Wednesday, December 14, 2005

System-wide slowdowns

When I talk to customers with performance problems, I ask these two questions:

1. Is everything slow, or is it just specific stuff like a form, a report or a job (Cary Millsap would call it a Business Function, I think :) )?
2. Has it always been slow or did it just start?
3. Do you know what changed?

If everything really IS slow, ie. what I call a system-wide slowdown, then I still don't think you can find the answer fast and reliably (and certainly not without pure luck combined with decades of experience) by looking at system-wide data such as 'sar', StatsPack, v$sysstat, v$system_event and such.

[With one exception, though: Most of the times, this situation is caused by running too many reports or other heavy jobs at the same time, ie saturating the CPU's with CPU-intensive, long-running jobs. Cary wrote about 'The Magic of 2' some years ago, and he'll 'kill' that topic during his Master Class in Copenhagen in January, so that'll be fun. Anyway, when you can establish that CPU usage is 100% (or 0% idle) it's mostly just because of Month's End or similar situations where many reports have to be run.]

Back to the main topic: In the relatively few cases with system-wide slowdowns I've been involved in where it wasn't just because of too many 'batch' or 'CPU-intensive' jobs running simultaneously, it has been possible to find the reason for the general slowdown by 10046'ing something that was used widely, because whatever slows the system down will also impact this fellow.

To be safe, you might want to 10046 (perhaps it should be called Deep-six when it's level 12....) two or three such typical thingies to be sure.

The symptom of whatever is bothering the whole system will show up in the trace files.

So, again, I don't think you can use the system-wide stuff for anything :-).

This should conclude my trilogy on this topic. 'Baselining' and 'StatsPack' were the first two.

Monday, December 05, 2005

What good is Statspack really?

I remember the days of bstat/estat, and especially the Oracle Support bulletin (version 6 days) about how to interpret the numbers in the resulting reports.txt file. The bulletin was a long list of things you could look at in the file, and that was about it. From it, you could of course conclude nothing about performance problems.

Of course? Yes, looking at aggregations will not, ever, tell you the reason for a slowdown in an application or even in a whole system. The tracing of a form, a report or a job can do that. Not various summaries and averages.

The one exception is when only one thing was running :-) ... then the summary becomes just a summary of that one form, report or whatever. Otherwise, things will be mixed and hence messed up.

Dave Ensor, Graham Wood and a few others made the st7 utility, which allowed you to collect more snapshots and get a report of the time interval between any two snapshots. Still I couldn't figure out how to link the users' performance problems to these numbers.

Then came Statspack. Now, Statspack is much better technically, AND it can collect SQL statement information that will help you identify heavy statements. AND it will summarise the waits, etc. at the top.
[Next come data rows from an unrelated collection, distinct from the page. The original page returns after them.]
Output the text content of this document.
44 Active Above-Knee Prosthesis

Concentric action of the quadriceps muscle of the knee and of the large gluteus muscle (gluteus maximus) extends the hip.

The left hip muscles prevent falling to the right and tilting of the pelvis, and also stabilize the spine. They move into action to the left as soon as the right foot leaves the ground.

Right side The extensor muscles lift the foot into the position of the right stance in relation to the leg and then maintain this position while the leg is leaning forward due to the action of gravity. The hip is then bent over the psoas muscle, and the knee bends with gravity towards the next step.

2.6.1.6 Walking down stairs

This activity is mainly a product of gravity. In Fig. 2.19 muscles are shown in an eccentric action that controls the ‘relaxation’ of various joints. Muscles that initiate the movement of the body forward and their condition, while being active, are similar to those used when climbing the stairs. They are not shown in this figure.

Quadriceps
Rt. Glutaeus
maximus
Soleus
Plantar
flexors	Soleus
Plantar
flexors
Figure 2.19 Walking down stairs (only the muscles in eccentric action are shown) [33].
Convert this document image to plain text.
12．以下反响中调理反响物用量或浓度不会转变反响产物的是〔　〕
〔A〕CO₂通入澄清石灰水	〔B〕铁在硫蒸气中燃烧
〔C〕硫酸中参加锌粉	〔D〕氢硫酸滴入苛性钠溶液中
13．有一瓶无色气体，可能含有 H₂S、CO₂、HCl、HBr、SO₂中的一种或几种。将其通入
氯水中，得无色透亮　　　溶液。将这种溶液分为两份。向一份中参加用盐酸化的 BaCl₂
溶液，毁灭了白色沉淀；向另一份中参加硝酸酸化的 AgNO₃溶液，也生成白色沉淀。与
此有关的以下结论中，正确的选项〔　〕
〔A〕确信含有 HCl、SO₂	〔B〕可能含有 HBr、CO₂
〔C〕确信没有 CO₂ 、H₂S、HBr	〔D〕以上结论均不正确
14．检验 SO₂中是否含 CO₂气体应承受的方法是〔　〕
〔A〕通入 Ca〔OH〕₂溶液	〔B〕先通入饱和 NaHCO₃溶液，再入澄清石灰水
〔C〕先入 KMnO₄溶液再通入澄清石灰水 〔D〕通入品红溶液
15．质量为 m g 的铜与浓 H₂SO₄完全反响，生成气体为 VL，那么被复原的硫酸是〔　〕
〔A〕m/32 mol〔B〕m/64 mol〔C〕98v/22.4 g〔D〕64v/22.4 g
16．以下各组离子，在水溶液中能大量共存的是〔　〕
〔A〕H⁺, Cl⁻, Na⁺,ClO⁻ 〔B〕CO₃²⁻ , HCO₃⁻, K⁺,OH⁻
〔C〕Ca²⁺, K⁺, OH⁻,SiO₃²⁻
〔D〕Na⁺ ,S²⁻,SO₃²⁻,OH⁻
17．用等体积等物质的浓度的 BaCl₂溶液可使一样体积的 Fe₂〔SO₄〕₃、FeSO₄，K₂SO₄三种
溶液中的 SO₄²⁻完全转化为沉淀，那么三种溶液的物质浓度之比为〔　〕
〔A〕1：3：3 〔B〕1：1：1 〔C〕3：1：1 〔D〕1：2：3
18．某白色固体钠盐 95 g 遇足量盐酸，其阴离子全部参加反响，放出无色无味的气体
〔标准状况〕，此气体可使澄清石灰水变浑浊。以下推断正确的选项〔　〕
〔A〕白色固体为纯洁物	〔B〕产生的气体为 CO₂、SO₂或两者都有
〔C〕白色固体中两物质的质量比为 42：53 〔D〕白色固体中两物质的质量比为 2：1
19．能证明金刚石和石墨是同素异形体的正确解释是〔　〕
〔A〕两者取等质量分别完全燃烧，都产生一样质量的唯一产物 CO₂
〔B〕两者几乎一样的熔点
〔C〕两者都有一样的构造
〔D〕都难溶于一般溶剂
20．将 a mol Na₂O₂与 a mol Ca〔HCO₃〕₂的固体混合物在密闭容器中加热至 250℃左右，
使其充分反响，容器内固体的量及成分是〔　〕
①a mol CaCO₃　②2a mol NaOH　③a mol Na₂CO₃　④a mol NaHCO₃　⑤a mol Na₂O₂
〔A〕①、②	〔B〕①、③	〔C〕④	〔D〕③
It's still not possible for me to find anyone who can use a Statspack output to identify the reason for a form, report or job running slow.

Also, having the haviest SQL statements mentioned is fine, but if the response time changes (see one of my former posts) for an end user, its likely cause is a new and exciting execution plan for a SQL statement in the application, and that SQL statement doesn't have to be the heaviest at all.

I fail to see what I can use Statspack for at all. Please enlighten me :-).